In his commentary in the Sunday paper "Welt am Sonntag" on May 8, 2005, Doepfner wonders whether Germans are truly liberated:
The sum total of what we learned from World War II is, “War? Never again!” More important lessons would have been, “Fanaticism? Never again!” and “Racism? Never again!” and “Dictatorship? Never again!” In light of this historical background, German tolerance for aggressive anti-Semitism in the parts of the Middle East is astonishing, since supporting Israel and the security of its citizens should be a given. German sympathy for anti-Americanism before and since the war in Iraq is remarkable, since friendship towards the Americans, to whom we owe Germany’s reconstruction and independence after 1945 as well as the 1990 reunification should be a tenet of common decency. But Germans’ deep-seated skepticism towards the free market, towards capitalism, is most irritating.

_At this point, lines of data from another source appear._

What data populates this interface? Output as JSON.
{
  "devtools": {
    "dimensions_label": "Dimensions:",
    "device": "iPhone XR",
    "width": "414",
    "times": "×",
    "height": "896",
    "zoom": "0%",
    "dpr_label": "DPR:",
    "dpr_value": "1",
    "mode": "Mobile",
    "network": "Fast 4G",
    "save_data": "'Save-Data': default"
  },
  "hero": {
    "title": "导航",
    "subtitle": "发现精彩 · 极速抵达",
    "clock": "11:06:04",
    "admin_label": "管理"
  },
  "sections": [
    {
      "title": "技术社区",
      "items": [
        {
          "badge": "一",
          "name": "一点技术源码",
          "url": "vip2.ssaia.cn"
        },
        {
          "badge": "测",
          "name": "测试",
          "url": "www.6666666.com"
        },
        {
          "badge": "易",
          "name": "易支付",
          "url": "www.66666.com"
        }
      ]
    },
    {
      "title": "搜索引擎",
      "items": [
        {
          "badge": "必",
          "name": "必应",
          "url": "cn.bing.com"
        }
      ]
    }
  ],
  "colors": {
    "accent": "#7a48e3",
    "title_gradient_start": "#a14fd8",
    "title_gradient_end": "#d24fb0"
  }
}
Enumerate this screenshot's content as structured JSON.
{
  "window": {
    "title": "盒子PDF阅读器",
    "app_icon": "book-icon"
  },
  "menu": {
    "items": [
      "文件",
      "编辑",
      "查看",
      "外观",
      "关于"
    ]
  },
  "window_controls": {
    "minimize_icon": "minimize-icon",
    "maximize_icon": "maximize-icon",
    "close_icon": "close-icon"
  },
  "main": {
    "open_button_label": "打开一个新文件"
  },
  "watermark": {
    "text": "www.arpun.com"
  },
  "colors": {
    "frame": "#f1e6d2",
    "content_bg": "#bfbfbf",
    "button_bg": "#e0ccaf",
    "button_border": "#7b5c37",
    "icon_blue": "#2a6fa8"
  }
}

The docudrama “Speer and Him” has a scene, set in the basement of a brewpub, in which Hitler enthuses his unemployed and despairing listeners with one main thesis: “Materialism must naturally be overcome by idealism.” This fine-sounding promise started it all – and its power to fascinate lives to this day. Groups at the political periphery take advantage of its power. Pride in one’s nationality slips over the edge into nationalism when patriotism turns into xenophobia and social responsibility turns into socialism when seeking justice turns into mad demands for total equality. The issue of whether National Socialism is rightist or leftist is only superficial – a matter of painting it’s façade black or red.
The 8th of May was the day of Germany’s defeat, a defeat that many considered a liberation by the Allies. However, it wasn’t a real liberation. We must liberate ourselves. Only the future will tell if we’ve truly accomplished that self-liberation.